Look at that description of the Dursley's above. That's adopting a very specific "voice". It's a sing songy story telling voice because the story is written for 10 year olds. It is a very deliberate choice.

Your choice of a conversational tone is deliberate since you don't like a more prose style pattern. But, make no mistake, you are still narrating the scene. There's no way to play an RPG without someone narrating the scene. Whether it's "rubbish is scattered around what was once a fine guest bedroom" or "it's a run-down bedroom with rubbish scattered about.", those are deliberate choices and both of those choices are setting the scene for the players.

The range isn't narrative vs conversational, it's prose vs conversational. An important distinction I think.

That reminds me, I need to do a session entirely in rhyming iambic pentameter. Or nothing but limericks. Or sonnets. Yeah, that's the ticket.

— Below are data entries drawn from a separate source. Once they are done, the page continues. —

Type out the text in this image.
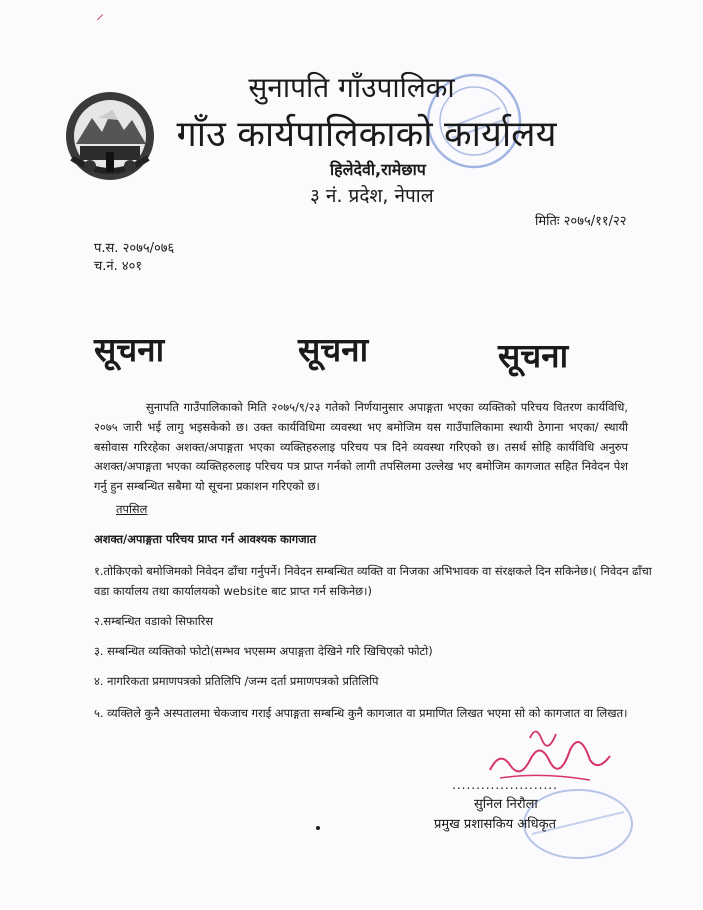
⸝
सुनापति गाँउपालिका
गाँउ कार्यपालिकाको कार्यालय
हिलेदेवी,रामेछाप
३ नं. प्रदेश, नेपाल
मितिः २०७५/११/२२
प.स. २०७५/०७६
च.नं. ४०१
सूचना	सूचना	सूचना
सुनापति गाउँपालिकाको मिति २०७५/९/२३ गतेको निर्णयानुसार अपाङ्गता भएका व्यक्तिको परिचय वितरण कार्यविधि, २०७५ जारी भई लागु भइसकेको छ। उक्त कार्यविधिमा व्यवस्था भए बमोजिम यस गाउँपालिकामा स्थायी ठेगाना भएका/ स्थायी बसोवास गरिरहेका अशक्त/अपाङ्गता भएका व्यक्तिहरुलाइ परिचय पत्र दिने व्यवस्था गरिएको छ। तसर्थ सोहि कार्यविधि अनुरुप अशक्त/अपाङ्गता भएका व्यक्तिहरुलाइ परिचय पत्र प्राप्त गर्नको लागी तपसिलमा उल्लेख भए बमोजिम कागजात सहित निवेदन पेश गर्नु हुन सम्बन्धित सबैमा यो सूचना प्रकाशन गरिएको छ।
तपसिल
अशक्त/अपाङ्गता परिचय प्राप्त गर्न आवश्यक कागजात
१.तोकिएको बमोजिमको निवेदन ढाँचा गर्नुपर्ने। निवेदन सम्बन्धित व्यक्ति वा निजका अभिभावक वा संरक्षकले दिन सकिनेछ।( निवेदन ढाँचा वडा कार्यालय तथा कार्यालयको website बाट प्राप्त गर्न सकिनेछ।)
२.सम्बन्धित वडाको सिफारिस
३. सम्बन्धित व्यक्तिको फोटो(सम्भव भएसम्म अपाङ्गता देखिने गरि खिचिएको फोटो)
४. नागरिकता प्रमाणपत्रको प्रतिलिपि /जन्म दर्ता प्रमाणपत्रको प्रतिलिपि
५. व्यक्तिले कुनै अस्पतालमा चेकजाच गराई अपाङ्गता सम्बन्धि कुनै कागजात वा प्रमाणित लिखत भएमा सो को कागजात वा लिखत।
......................
सुनिल निरौला
प्रमुख प्रशासकिय अधिकृत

It amuses me use prose to describe narratives when all prose means is anything but structured poetry, like a sonnet, or iambic pentameter.

All that being said for me there is no difference between conversational vs narrative. Both are boxed text descriptions of one kind or another, whether I'm choosing to be exponentially loquacious with each iteration of my descriptive metaphors or choosing to use direct descriptions doesn't matter.

Another thought I had on adventures: boxed text is there to help the GM decide what something is as much as it is there to read to the other players. The GM has to read the thing, so making boxed text at more than just basic description gives an interesting insight into how the author felt the scene should be set.